4. The implementation of a legal system of incentives and penalties to ensure that producers abide by the carrying capacities of the plots of land assigned to them, and the establishment of a supervisory institutional structure to enforce the legal rules and regulations.

While these guidelines exist on paper, scholars have questioned the actual practice of the Pasture Contract System. Longworth and Williamson for instance noted that the policy does not exist at the village and household level. It is also found that as long as state and collective ownership of rangeland, and the level of collective ownership are not clarified, the consistency of the pasture contract system is jeopardized. In response to the implementation difficulties of the pasture contract system, scholars and officials within the Chinese Ministry of Agriculture have suggested that the responsibility of management and control for rangelands should be vested in the collective, be it the administrative or natural village, or smaller traditional social groups.

=== Resettlement of Nomads ===
The management of grassland frequently reaches into the socioeconomic sphere, in China and elsewhere, touching on matters of regional planning and the sedentarization of nomadic people and pastoralists. The sedentarization of nomadic herders (dingju youmumin) should not be confused with the term 'ecological resettlement' (shengtai yimin), that has often been used interchangeably. In a policy document of the National Development and Reform Commission (NDCR), it was stated that: "By settling nomads one can improve their production and living standards, and promote economic growth and social development of the ethnic regions, in order to […] expel social unrest, and maintain ethnic unity and stability of the border areas". This example shows that aside from nature conservation and environmental protection, grassland policies often simultaneously serve wider interests.

=== Grazing Ban ===
According to numerous government reports, China’s grasslands are suffering from serious overgrazing, leading to degradation and desertification. In response to this, the state has issued a strict prohibition on grazing where pastoralism and livestock farmers are prohibited from grazing livestock on grassland in place of stall-feeding. To compensate for the loss of income, herders are entitled to subsidies based on a flat rate of 6 RMB per mu of pasture. The Grazing Ban was adopted as national policy for the first time in 2000 and later encoded in the revised Grassland Law in 2002 (article 35, section 2). In following years, the Grazing Ban was merged with additional programs including the ‘Herds for Grass Program’ (in 2005) and the ‘Payment for Grassland Services’ (2011). Due to the Grazing Ban’s merging with other policies, there is considerable confusion regarding its relation with the Herds for Grass Program (of which it is a part) and the Payment for Grassland Services (to which it is an addition).

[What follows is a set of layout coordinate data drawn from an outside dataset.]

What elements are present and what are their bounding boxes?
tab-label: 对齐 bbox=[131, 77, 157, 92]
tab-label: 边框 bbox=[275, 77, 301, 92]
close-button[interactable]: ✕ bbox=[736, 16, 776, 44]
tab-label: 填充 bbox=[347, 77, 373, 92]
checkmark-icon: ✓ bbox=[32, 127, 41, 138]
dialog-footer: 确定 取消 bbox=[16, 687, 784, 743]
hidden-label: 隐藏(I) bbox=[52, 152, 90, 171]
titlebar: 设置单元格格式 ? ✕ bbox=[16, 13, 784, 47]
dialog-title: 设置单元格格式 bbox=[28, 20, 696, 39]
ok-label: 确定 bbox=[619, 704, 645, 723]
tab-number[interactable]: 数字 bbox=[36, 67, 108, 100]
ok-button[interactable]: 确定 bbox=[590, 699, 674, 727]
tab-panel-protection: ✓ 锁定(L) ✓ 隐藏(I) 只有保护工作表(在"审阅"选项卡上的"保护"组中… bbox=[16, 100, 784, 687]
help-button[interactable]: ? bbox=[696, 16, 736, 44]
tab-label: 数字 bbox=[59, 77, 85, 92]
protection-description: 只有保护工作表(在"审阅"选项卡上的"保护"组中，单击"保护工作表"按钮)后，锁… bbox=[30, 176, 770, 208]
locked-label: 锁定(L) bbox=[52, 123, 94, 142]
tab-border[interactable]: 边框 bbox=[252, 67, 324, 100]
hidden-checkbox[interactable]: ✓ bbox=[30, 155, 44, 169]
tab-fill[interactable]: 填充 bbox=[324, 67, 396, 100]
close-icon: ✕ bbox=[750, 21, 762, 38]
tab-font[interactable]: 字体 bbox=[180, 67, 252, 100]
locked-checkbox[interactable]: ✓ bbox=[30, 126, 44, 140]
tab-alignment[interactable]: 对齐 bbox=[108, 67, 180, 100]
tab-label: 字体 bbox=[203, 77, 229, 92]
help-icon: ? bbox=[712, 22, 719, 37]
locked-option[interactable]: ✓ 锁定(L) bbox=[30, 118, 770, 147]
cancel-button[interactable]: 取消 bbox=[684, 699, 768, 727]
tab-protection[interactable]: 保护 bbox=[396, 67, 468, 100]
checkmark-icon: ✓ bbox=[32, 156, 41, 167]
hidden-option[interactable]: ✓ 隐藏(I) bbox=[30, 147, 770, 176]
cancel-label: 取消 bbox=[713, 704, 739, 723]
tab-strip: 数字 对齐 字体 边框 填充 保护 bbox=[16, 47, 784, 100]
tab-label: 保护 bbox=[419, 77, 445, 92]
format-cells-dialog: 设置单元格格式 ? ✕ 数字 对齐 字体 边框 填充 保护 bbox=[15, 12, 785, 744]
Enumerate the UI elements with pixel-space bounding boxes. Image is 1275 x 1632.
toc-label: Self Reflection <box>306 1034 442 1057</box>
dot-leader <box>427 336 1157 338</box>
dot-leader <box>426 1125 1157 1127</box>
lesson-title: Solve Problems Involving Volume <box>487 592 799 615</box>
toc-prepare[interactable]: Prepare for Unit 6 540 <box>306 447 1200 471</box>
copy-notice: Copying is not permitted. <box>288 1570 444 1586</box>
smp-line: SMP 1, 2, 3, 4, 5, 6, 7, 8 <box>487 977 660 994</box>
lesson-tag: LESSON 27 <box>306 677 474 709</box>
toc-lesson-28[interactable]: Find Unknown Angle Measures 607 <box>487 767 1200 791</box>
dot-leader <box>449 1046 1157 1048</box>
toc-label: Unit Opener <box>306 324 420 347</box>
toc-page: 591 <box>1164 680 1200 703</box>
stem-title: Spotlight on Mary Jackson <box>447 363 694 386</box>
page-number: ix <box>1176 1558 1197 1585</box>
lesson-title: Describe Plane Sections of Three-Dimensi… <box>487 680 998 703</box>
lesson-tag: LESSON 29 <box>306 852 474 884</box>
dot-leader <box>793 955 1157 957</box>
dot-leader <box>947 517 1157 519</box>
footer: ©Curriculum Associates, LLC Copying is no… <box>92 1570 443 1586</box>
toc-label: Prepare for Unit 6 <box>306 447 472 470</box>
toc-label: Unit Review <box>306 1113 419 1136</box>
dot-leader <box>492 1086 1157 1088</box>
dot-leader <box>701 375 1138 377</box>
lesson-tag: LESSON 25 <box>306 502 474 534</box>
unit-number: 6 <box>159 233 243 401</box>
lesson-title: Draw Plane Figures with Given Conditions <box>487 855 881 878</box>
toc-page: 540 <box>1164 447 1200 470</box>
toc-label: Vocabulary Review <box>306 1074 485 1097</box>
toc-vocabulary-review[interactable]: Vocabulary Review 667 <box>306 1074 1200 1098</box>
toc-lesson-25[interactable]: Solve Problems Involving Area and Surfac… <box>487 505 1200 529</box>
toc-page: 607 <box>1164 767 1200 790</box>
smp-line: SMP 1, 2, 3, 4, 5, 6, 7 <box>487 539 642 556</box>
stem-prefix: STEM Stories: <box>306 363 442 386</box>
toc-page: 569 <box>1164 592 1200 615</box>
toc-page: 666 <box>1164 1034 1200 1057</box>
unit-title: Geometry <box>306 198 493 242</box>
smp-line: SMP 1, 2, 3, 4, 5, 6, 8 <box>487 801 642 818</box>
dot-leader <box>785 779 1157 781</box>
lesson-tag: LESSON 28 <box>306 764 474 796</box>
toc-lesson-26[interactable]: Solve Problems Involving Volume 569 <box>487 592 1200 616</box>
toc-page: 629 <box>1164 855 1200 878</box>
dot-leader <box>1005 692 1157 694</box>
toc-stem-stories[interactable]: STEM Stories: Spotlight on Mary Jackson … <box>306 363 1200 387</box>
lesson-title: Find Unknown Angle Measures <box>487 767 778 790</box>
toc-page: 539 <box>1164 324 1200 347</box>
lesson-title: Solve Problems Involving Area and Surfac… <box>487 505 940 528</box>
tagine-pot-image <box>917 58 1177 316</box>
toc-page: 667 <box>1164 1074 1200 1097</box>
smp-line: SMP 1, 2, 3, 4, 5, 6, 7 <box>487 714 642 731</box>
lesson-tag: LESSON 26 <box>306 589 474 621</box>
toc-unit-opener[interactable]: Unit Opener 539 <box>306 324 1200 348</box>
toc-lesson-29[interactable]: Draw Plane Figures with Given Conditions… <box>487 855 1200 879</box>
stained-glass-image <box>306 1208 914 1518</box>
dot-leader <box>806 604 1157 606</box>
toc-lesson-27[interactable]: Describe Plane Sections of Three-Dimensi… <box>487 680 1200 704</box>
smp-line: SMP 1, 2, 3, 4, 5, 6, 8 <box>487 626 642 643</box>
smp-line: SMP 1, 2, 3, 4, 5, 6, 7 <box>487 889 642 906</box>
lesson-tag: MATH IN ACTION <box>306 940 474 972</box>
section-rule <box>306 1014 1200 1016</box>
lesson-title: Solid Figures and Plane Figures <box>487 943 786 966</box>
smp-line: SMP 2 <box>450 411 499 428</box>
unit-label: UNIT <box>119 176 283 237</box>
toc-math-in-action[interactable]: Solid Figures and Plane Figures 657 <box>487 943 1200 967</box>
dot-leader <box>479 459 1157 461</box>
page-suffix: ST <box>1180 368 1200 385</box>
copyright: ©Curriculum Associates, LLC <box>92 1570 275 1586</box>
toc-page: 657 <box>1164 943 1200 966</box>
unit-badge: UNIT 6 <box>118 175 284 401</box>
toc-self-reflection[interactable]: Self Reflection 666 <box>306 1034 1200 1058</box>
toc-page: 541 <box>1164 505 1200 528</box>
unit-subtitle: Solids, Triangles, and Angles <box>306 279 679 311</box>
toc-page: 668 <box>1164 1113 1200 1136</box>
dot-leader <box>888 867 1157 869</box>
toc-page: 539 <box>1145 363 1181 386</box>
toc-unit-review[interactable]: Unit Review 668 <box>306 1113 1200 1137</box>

The Grazing Ban and its implementation have been received in overly negative terms. With only a few exceptions, the Grazing Ban has been unfavorably evaluated by a variety of studies. Reasons for failure include the ill-adapted nature to ecological realities of the pastoral area and its commandist or top-down manner of implementation. Other problems are found in the administration, standards and payment of subsidies, along with rent-seeking by local cadres and adverse effects on income and livelihood. It is found that the ban has a lack of credibility and has been subject to rural disobedience through clandestine grazing during the night or at remote locations.